Naar boven ↑

Rechtspraak

werknemer/Stichting Kempisch Centrum voor Muziek & Dans
Gerechtshof 's-Hertogenbosch, 3 april 2012
ECLI:NL:GHSHE:2012:BW1130

werknemer/Stichting Kempisch Centrum voor Muziek & Dans

Uitleg sociaal plan. Wegnemen van pensioennadeel impliceert ook vergoeding van schade wegens het niet kunnen gebruiken van het Vendrik-effect (omzetten FPU in extra pensioen). Werkgever is gebonden aan advies bezwarencommissie

De Stichting Kempisch Centrum voor Muziek & Dans (hierna: KCMD) heeft per 1 augustus 2008 haar activiteiten gestaakt. Met de vakbonden is ter gelegenheid van deze beëindiging van de onderneming een sociaal plan opgesteld. Voor oudere werknemers is in het sociaal plan een zogenoemde FPU-voorziening getroffen. In artikel 6.2 staat opgenomen dat KCMD het pensioen inkoopt, zodat haar werknemers geen enkel nadeel ondervinden van het gebruik van FPU. Tevens is er een bezwarencommissie ingesteld voor geschillen over de toepassing en uitleg van het sociaal plan. Werknemers met een aanspraak op ABP-pensioen zoals werknemer, die tot één maand voor de maand waarin zij 65 jaar worden geen gebruik hebben gemaakt van FPU, kunnen hun niet opgenomen FPU-tijd omzetten in een verhoging van hun ouderdomspenisoen (het Vendrik-effect). Omdat werknemer per 1 februari 2009 van FPU gebruikmaakt (62 jaar en drie maanden), loopt hij deze omzetmogelijkheid mis. Volgens werknemer dient KCMD dit nadeel op grond van artikel 6.2 sociaal plan te vergoeden. De bezwarencommissie heeft werknemer in het gelijk gesteld. Het bestuur van KCMD heeft bij nieuw besluit zijn standpunt gehandhaafd. De kantonrechter heeft de vordering van werknemer afgewezen.

Het hof oordeelt als volgt. Vast staat dat werknemer op grond van de in artikel 8 van het sociaal plan opgenomen bezwarenregeling een bezwaar heeft ingediend bij de bezwarencommissie. Voorts staat vast dat de bezwarencommissie in haar uitspraak van 13 februari 2009 dat bezwaar gegrond heeft verklaard. Artikel 8.7 van het sociaal plan moet naar het oordeel van het hof aldus worden uitgelegd dat KCMD gehouden was, nu de bezwarencommissie het bezwaar van werknemer gegrond had verklaard, om met inachtneming van de uitspraak van de bezwarencommissie een nieuw besluit te nemen. De woorden ‘tenzij tot genoegen van de bezwarencommissie kan worden aangetoond dat zulks geheel of gedeeltelijk onmogelijk is’ kunnen, in samenhang met de woorden ‘met in achtneming van de uitspraak, een nieuw besluit te nemen’ niet anders worden begrepen dan dat KCMD daarbij gebonden was aan de uitspraak van de bezwarencommissie. Nu KCMD een nieuw besluit heeft genomen, waarin voorbij werd gegaan aan (de inhoud van) de uitspraak van de bezwarencommissie, kan niet worden gesteld dat KCMD dat besluit heeft genomen ‘met inachtneming’ van de uitspraak van de bezwarencommissie.

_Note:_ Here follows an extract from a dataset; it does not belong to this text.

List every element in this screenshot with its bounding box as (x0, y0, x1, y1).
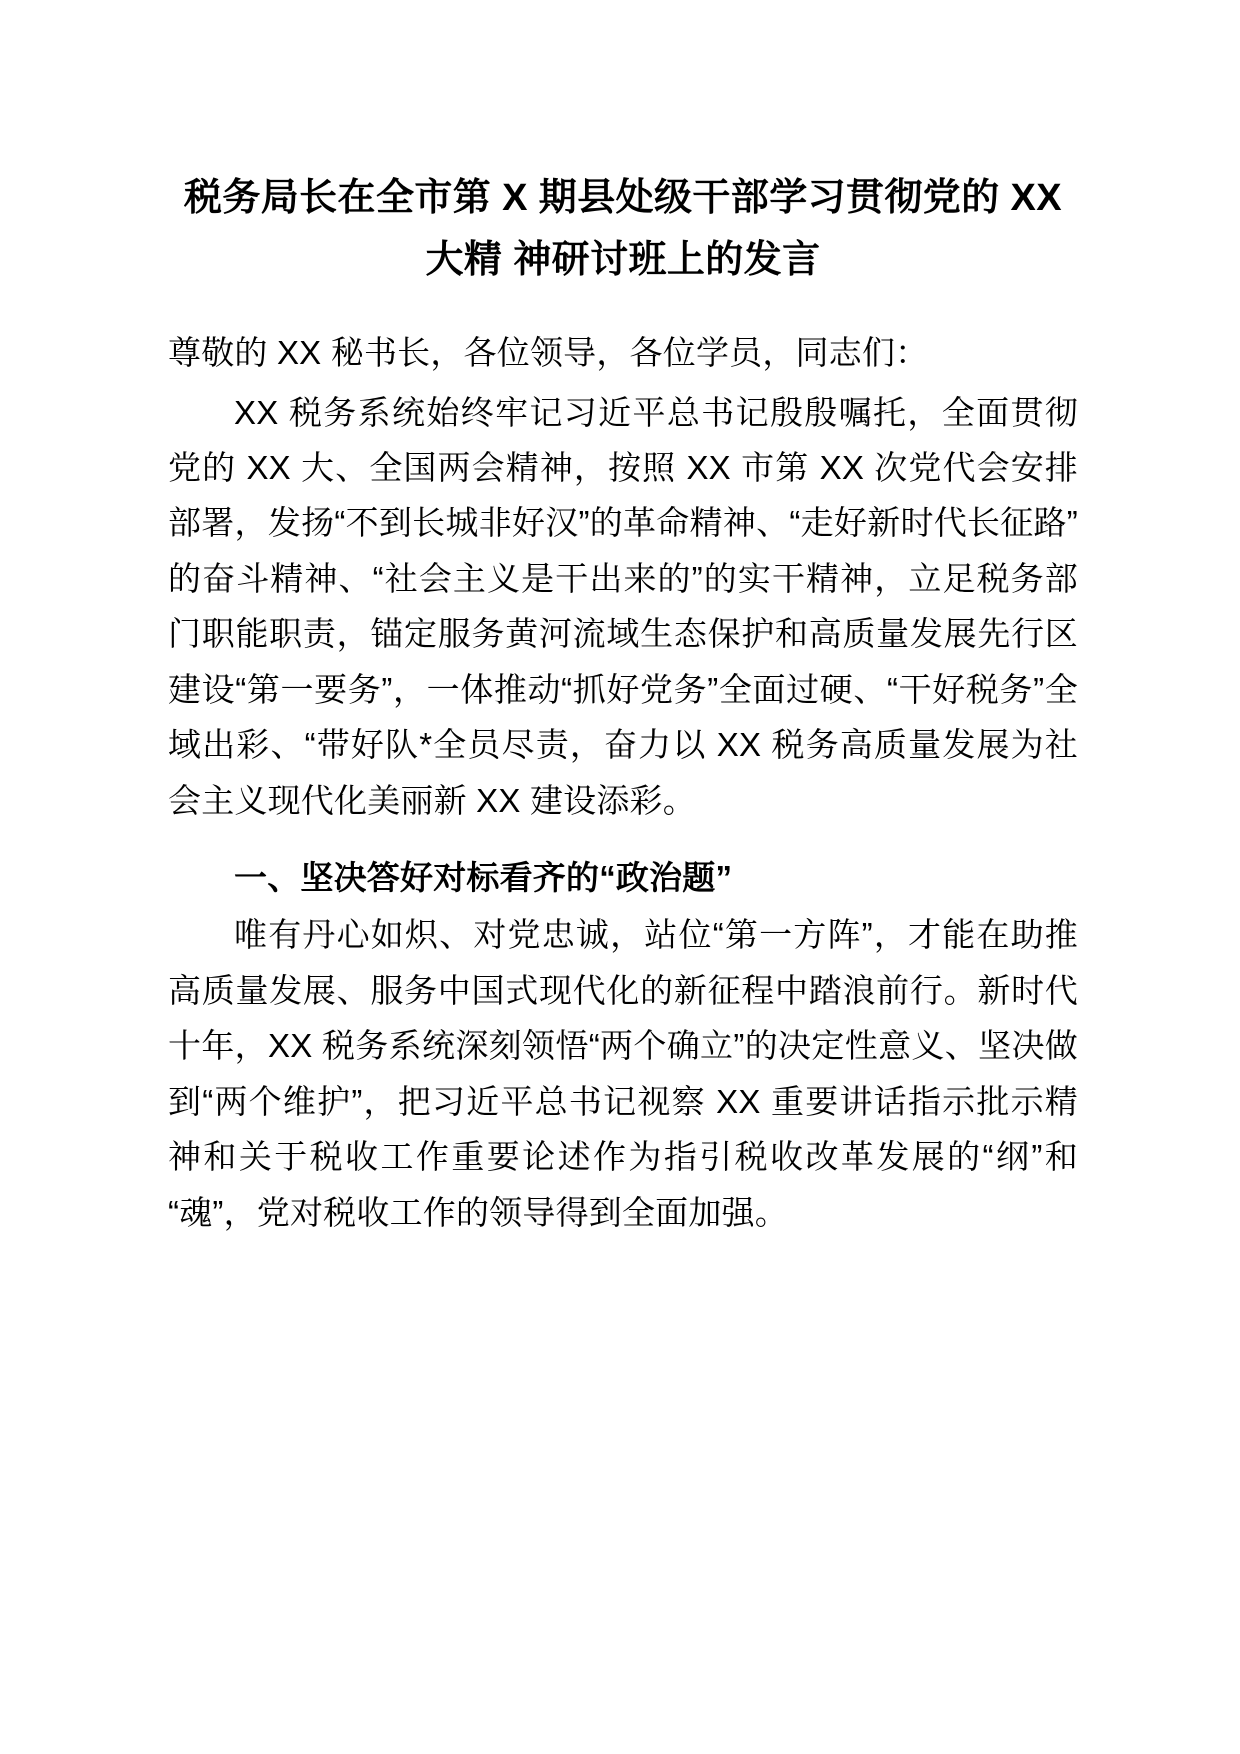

Blijkens artikel 8.7 van het sociaal plan was KCMD alleen dan niet gebonden aan de uitspraak van de bezwarencommissie, indien ‘tot genoegen van de bezwarencommissie kan worden aangetoond dat zulks geheel of gedeeltelijk onmogelijk is’. Gezien het bindend karakter van de beslissing van de bezwarencommissie is KCMD gehouden het nadeel van het mislopen van het Vendrik-effect te compenseren. Daarnaast acht het hof vergoeding van dit nadeel gewezen, omdat tijdens de ledenraadpleging uitdrukkelijk over het Vendrik-effect is gesproken.